Every great work starts with something simple. Sometimes all you need is an idea or a strong phrase to get started. Once that first stone is set in place with a second and third stone to keep it company, you are well on your way to a much larger structure.

This is why we suggest starting small and simple. It doesn't need to be anything more than writing down a few thoughts or ideas when something sparks your interest. Describe what makes you, your service or your product different. Then go back a little later after you collect enough ideas and see if there is a theme to connect the dots. You may find that your great work has already started.



The Problem With Wide Text

Do you have a nice big wide-screen monitor with a very high resolution? Do you ever wonder why so many web pages are displayed in a relatively narrow width when you have all this space on your screen? This is a lesson learned a very long time ago by news publishers (yes, the ink on paper stuff) that shows the human eye quickly fatigues from excessive side-to-side movement. This is why every news paper in the world is divided into narrow columns no matter the physical paper size. If the column is narrow enough and held at a comfortable distance, the side-to-side movement can be minimized which makes it easier for the reader.

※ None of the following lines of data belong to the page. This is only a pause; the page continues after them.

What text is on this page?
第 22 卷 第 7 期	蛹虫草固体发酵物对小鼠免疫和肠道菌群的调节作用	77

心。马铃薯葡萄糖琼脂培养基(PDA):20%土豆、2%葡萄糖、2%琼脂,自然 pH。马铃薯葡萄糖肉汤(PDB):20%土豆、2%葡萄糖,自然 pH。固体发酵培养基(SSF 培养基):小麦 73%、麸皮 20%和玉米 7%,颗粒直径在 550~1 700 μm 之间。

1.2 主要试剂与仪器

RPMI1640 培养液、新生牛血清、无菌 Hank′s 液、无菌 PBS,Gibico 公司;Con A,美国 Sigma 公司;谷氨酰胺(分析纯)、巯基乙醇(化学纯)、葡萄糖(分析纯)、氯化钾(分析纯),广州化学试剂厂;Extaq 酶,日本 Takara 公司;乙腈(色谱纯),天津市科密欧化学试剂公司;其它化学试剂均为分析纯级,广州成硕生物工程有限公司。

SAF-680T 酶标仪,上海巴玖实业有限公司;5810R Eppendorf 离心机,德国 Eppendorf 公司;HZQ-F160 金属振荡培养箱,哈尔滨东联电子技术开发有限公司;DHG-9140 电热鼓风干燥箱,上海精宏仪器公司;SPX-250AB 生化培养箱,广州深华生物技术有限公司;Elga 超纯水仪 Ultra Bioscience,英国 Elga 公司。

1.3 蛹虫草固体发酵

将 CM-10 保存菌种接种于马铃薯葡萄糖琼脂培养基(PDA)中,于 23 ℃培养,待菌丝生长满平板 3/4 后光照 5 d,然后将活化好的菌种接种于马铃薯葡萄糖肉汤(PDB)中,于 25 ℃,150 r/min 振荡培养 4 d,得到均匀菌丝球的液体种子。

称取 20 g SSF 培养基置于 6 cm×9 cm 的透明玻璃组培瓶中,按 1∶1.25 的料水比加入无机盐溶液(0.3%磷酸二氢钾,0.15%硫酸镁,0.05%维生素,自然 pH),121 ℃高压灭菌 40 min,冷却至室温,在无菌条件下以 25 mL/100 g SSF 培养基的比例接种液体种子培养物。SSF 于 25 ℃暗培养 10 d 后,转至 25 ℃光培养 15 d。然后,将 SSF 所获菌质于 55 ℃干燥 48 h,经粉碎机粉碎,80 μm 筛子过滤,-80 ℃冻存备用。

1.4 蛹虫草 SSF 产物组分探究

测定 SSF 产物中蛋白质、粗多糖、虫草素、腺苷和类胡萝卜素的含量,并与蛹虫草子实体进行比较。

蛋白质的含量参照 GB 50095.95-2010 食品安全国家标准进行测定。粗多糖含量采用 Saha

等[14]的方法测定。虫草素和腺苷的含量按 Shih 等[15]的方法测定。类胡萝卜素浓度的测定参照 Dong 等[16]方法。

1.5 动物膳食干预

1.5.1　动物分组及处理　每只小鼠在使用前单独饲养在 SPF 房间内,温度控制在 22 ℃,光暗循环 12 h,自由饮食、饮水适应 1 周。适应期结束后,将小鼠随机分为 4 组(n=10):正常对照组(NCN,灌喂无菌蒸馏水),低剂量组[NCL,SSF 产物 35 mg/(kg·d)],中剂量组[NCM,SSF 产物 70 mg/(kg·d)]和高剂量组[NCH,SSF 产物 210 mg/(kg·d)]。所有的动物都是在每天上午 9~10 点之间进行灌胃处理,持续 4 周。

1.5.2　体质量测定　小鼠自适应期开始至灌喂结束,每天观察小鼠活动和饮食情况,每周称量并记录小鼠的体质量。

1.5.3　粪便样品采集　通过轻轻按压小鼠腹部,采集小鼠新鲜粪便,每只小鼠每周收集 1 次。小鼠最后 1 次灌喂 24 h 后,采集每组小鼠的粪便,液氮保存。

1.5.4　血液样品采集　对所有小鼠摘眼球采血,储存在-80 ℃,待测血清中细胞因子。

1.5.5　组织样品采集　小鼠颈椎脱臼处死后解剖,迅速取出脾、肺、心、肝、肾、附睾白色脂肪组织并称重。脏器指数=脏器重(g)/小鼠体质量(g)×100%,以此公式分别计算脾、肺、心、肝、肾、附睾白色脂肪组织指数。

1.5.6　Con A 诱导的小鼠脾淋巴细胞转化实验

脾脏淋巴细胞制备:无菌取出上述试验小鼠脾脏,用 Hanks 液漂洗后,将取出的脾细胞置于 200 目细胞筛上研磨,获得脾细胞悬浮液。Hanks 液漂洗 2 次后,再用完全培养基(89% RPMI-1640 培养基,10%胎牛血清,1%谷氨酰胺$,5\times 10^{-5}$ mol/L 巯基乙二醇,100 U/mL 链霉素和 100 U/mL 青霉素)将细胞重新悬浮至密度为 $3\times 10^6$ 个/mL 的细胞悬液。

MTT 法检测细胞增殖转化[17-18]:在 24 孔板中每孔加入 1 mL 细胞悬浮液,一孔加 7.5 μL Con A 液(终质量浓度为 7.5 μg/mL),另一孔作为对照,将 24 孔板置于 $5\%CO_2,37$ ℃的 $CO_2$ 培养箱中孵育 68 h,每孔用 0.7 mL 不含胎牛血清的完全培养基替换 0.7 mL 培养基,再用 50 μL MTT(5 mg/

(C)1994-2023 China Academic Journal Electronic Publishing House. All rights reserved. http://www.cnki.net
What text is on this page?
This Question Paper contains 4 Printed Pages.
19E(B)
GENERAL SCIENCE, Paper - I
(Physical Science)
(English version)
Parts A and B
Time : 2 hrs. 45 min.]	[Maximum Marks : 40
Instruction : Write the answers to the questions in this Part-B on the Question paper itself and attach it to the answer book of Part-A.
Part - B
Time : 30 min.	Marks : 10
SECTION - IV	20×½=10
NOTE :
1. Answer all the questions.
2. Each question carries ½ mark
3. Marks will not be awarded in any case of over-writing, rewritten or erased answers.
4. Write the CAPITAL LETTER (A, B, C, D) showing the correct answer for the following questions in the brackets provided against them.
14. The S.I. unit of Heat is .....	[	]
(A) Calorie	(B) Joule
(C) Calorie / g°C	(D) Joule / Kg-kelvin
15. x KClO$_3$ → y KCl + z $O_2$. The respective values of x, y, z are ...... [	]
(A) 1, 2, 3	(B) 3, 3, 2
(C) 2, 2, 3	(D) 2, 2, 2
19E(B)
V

Here is an example of what this feels like.

Example 1
Lorem ipsum dolor sit amet, consectetuer adipiscing elit. Suspendisse pharetra, felis id eleifend nonummy, dolor arcu fringilla sapien, vel ultrices metus odio a augue. Aliquam erat volutpat. Duis dolor lectus, laoreet sit amet, pulvinar nec, congue sed, ipsum. Maecenas quis sem eu enim adipiscing egestas.
Example 2
Lorem ipsum dolor sit amet, consectetuer adipiscing elit. Suspendisse pharetra, felis id eleifend nonummy, dolor arcu fringilla sapien, vel ultrices metus odio a augue. Aliquam erat volutpat. Duis dolor lectus, laoreet sit amet, pulvinar nec, congue sed, ipsum. Maecenas quis sem eu enim adipiscing egestas.

These two boxes contain the exact same text. Which one is less effort for the reader?